SELM: Siamese Extreme Learning Machine with Application to Face Biometrics
Wasu Kudisthalert, Kitsuchart Pasupa, Aythami Morales, Julian Fierrez
TL;DR
The paper addresses the challenge of face verification within Extreme Learning Machines by introducing SELM, a Siamese extension that processes two inputs in parallel, and a demographic-aware GED triplet feature to learn group-specific facial representations. The proposed five-stage framework leverages ResNet-50 features, demographic prediction, and triplet models trained on DiveFace, with verification performed in a Siamese ELM setting. Empirical results show SELM with GED features achieves state-of-the-art-like accuracy and AUC, while dramatically reducing false acceptances compared to ResNet baselines, and demonstrates clear advantages over non-Siamese architectures. The work contributes a fast, scalable, and bias-aware approach to face biometrics with strong practical implications for robust, fair face verification systems.
Abstract
Extreme Learning Machine is a powerful classification method very competitive existing classification methods. It is extremely fast at training. Nevertheless, it cannot perform face verification tasks properly because face verification tasks require comparison of facial images of two individuals at the same time and decide whether the two faces identify the same person. The structure of Extreme Leaning Machine was not designed to feed two input data streams simultaneously, thus, in 2-input scenarios Extreme Learning Machine methods are normally applied using concatenated inputs. However, this setup consumes two times more computational resources and it is not optimized for recognition tasks where learning a separable distance metric is critical. For these reasons, we propose and develop a Siamese Extreme Learning Machine (SELM). SELM was designed to be fed with two data streams in parallel simultaneously. It utilizes a dual-stream Siamese condition in the extra Siamese layer to transform the data before passing it along to the hidden layer. Moreover, we propose a Gender-Ethnicity-Dependent triplet feature exclusively trained on a variety of specific demographic groups.
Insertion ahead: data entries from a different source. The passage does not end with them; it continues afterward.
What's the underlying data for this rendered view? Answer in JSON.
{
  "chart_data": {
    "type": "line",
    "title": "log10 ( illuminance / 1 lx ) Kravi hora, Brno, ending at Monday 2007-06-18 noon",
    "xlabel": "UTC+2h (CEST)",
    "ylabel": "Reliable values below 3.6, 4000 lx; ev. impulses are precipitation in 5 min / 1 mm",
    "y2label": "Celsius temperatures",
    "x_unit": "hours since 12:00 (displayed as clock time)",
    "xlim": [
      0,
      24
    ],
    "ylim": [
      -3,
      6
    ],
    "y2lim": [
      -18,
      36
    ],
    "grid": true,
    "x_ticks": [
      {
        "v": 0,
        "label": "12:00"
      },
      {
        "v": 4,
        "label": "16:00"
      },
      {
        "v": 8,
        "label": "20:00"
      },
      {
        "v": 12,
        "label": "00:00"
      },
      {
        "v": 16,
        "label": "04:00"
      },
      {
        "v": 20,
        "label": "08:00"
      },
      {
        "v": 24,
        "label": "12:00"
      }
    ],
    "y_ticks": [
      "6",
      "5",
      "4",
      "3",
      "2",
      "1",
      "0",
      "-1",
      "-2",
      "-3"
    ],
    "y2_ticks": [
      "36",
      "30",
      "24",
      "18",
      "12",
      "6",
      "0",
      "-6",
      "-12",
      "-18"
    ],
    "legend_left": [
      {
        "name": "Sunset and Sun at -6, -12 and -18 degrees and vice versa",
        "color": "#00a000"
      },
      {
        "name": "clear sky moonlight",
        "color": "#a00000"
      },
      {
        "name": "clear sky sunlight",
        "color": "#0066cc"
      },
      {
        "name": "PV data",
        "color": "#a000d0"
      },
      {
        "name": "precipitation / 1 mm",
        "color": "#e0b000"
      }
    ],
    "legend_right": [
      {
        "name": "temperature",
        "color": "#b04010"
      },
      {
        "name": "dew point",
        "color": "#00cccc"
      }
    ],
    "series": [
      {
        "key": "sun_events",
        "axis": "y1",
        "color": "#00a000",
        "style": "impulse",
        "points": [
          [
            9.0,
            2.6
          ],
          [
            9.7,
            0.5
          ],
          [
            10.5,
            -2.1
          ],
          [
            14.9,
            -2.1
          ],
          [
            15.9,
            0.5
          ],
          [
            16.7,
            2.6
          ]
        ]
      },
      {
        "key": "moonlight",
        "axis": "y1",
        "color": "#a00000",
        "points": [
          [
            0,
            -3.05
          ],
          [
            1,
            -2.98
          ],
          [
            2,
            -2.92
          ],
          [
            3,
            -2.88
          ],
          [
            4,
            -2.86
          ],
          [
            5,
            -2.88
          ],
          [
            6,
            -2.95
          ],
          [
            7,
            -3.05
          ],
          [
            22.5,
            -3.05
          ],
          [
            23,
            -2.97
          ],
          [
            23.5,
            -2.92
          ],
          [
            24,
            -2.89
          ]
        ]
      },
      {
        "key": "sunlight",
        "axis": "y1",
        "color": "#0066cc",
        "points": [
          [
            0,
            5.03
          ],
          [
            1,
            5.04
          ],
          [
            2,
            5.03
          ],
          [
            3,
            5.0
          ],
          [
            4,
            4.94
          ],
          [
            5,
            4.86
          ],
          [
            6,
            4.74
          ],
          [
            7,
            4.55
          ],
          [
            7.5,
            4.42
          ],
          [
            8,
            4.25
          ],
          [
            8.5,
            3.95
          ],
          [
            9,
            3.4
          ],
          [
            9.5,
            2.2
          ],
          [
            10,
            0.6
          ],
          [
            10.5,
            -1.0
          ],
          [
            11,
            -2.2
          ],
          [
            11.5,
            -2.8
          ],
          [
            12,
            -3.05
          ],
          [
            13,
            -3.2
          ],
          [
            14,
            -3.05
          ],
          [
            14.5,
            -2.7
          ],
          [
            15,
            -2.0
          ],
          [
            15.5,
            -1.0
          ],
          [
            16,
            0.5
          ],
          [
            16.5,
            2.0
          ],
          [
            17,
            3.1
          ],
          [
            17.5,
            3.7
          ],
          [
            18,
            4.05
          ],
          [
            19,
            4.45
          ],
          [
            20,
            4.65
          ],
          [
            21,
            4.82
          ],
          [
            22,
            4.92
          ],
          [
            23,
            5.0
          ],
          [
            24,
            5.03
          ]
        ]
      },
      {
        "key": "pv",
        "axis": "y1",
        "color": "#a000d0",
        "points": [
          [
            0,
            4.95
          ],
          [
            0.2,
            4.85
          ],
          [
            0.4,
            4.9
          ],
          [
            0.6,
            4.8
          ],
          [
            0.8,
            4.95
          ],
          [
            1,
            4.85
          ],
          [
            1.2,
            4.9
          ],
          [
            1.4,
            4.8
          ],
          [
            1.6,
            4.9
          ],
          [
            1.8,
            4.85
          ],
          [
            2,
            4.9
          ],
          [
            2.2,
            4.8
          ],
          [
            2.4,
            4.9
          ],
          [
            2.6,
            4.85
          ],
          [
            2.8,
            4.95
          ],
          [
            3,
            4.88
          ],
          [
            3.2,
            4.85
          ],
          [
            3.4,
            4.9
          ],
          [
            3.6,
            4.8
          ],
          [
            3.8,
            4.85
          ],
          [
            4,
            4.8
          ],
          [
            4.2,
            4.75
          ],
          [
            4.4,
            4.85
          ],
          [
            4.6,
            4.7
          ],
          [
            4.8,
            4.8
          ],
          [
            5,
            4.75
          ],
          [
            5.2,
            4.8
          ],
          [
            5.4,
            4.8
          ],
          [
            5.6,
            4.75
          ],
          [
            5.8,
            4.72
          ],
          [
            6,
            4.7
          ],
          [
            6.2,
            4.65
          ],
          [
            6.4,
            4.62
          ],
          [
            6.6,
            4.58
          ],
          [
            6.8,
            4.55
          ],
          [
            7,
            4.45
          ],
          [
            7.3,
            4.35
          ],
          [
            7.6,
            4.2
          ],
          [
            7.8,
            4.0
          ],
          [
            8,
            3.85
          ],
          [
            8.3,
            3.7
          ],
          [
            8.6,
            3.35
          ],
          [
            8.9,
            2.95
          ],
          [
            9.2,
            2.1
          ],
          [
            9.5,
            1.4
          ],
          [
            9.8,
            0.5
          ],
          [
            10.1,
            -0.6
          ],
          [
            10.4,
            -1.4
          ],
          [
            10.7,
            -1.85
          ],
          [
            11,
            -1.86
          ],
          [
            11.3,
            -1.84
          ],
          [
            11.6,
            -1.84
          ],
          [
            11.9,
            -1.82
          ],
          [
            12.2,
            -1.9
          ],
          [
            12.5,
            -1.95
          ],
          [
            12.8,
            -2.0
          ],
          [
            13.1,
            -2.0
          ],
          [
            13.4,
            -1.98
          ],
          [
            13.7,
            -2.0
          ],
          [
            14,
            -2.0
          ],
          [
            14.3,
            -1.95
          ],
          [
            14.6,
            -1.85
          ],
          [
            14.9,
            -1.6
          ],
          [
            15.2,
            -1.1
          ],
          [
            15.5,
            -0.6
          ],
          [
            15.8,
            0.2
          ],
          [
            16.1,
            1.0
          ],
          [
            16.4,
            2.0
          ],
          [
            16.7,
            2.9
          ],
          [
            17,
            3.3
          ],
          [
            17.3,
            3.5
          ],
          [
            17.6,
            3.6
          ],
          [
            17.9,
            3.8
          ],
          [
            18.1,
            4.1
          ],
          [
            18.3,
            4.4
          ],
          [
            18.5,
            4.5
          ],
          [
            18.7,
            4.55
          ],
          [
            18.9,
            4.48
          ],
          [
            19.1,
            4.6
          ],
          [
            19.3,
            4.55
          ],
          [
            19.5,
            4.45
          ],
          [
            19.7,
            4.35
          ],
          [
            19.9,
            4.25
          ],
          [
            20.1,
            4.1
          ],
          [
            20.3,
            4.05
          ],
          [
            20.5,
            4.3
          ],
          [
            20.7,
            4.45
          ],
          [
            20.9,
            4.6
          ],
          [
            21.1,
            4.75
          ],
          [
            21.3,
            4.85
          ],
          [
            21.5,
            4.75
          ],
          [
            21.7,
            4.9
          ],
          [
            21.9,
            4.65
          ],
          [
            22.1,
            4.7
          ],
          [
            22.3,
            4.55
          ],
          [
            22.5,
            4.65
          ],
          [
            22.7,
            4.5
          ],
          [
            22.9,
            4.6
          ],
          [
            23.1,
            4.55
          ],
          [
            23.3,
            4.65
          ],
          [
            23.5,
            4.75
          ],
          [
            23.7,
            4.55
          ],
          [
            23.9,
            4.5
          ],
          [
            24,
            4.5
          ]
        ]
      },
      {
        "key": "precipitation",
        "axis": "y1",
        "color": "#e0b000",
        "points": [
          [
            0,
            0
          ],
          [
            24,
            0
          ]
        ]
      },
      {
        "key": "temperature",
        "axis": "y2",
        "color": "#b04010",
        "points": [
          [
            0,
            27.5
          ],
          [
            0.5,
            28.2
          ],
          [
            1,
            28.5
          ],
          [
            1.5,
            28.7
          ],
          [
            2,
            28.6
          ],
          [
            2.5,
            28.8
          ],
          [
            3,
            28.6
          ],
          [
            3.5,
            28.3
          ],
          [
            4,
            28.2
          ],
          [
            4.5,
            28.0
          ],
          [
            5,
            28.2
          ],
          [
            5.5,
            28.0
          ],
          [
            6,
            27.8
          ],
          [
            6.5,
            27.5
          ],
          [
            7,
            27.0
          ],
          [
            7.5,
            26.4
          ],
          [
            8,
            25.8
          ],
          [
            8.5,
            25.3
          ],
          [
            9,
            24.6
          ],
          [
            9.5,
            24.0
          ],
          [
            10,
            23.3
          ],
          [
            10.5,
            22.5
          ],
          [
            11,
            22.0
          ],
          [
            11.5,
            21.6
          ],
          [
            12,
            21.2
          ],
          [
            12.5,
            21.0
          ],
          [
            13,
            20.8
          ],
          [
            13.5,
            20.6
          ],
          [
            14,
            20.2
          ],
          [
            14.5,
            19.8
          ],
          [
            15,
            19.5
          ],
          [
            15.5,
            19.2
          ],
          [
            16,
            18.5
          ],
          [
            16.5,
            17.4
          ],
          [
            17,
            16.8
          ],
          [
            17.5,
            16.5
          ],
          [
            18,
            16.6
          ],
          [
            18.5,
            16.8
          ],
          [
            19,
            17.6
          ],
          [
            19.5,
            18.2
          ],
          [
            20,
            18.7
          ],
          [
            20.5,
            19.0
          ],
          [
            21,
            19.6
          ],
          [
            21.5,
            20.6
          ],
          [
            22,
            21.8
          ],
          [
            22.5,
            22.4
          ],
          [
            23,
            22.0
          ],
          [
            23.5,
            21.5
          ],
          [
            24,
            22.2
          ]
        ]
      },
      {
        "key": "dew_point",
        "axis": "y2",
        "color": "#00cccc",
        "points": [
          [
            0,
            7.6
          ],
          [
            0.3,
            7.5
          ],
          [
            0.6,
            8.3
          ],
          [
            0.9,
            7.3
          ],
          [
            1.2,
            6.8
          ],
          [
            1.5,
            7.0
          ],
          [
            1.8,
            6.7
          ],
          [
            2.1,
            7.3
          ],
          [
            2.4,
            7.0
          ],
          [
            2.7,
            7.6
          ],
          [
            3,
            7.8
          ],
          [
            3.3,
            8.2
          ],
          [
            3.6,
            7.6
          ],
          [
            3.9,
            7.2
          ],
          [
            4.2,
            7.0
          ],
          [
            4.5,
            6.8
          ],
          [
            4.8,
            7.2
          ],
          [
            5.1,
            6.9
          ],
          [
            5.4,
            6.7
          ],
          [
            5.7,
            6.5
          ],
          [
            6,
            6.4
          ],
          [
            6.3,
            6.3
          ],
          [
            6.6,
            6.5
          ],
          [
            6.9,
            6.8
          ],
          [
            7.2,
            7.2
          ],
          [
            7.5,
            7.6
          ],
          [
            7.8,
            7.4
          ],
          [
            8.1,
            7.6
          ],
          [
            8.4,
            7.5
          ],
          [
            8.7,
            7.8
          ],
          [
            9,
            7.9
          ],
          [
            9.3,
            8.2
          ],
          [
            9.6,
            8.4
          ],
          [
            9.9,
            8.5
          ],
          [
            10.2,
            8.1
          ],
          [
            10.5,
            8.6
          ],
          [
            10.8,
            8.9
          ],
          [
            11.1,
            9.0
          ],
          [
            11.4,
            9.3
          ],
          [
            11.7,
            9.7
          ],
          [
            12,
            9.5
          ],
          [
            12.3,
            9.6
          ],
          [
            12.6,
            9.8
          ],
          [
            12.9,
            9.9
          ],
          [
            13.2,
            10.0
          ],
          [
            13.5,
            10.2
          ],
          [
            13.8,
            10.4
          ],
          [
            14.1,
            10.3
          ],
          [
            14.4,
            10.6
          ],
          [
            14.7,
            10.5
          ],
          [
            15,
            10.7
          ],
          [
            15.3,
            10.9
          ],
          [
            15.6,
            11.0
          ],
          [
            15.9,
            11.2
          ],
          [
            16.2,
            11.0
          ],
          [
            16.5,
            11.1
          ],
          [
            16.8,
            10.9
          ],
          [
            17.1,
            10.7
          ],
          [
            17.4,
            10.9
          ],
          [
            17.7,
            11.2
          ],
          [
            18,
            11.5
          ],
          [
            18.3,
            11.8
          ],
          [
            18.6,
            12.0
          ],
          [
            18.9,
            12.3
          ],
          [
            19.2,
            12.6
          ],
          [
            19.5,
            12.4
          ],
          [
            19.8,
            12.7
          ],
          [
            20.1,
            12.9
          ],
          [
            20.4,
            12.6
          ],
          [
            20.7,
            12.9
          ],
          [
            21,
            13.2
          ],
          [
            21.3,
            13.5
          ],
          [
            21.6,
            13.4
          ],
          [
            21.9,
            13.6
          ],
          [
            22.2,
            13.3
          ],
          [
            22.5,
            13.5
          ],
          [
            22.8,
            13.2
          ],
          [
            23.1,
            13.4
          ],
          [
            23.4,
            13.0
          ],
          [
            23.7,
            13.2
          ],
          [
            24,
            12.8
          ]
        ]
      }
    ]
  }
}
This feature enables learning and extracting of useful facial features of each group. Experiments were conducted to evaluate and compare the performances of SELM, Extreme Learning Machine, and DCNN. The experimental results showed that the proposed feature was able to perform correct classification at 97.87% accuracy and 99.45% AUC. They also showed that using SELM in conjunction with the proposed feature provided 98.31% accuracy and 99.72% AUC. They outperformed the well-known DCNN and Extreme Leaning Machine methods by a wide margin.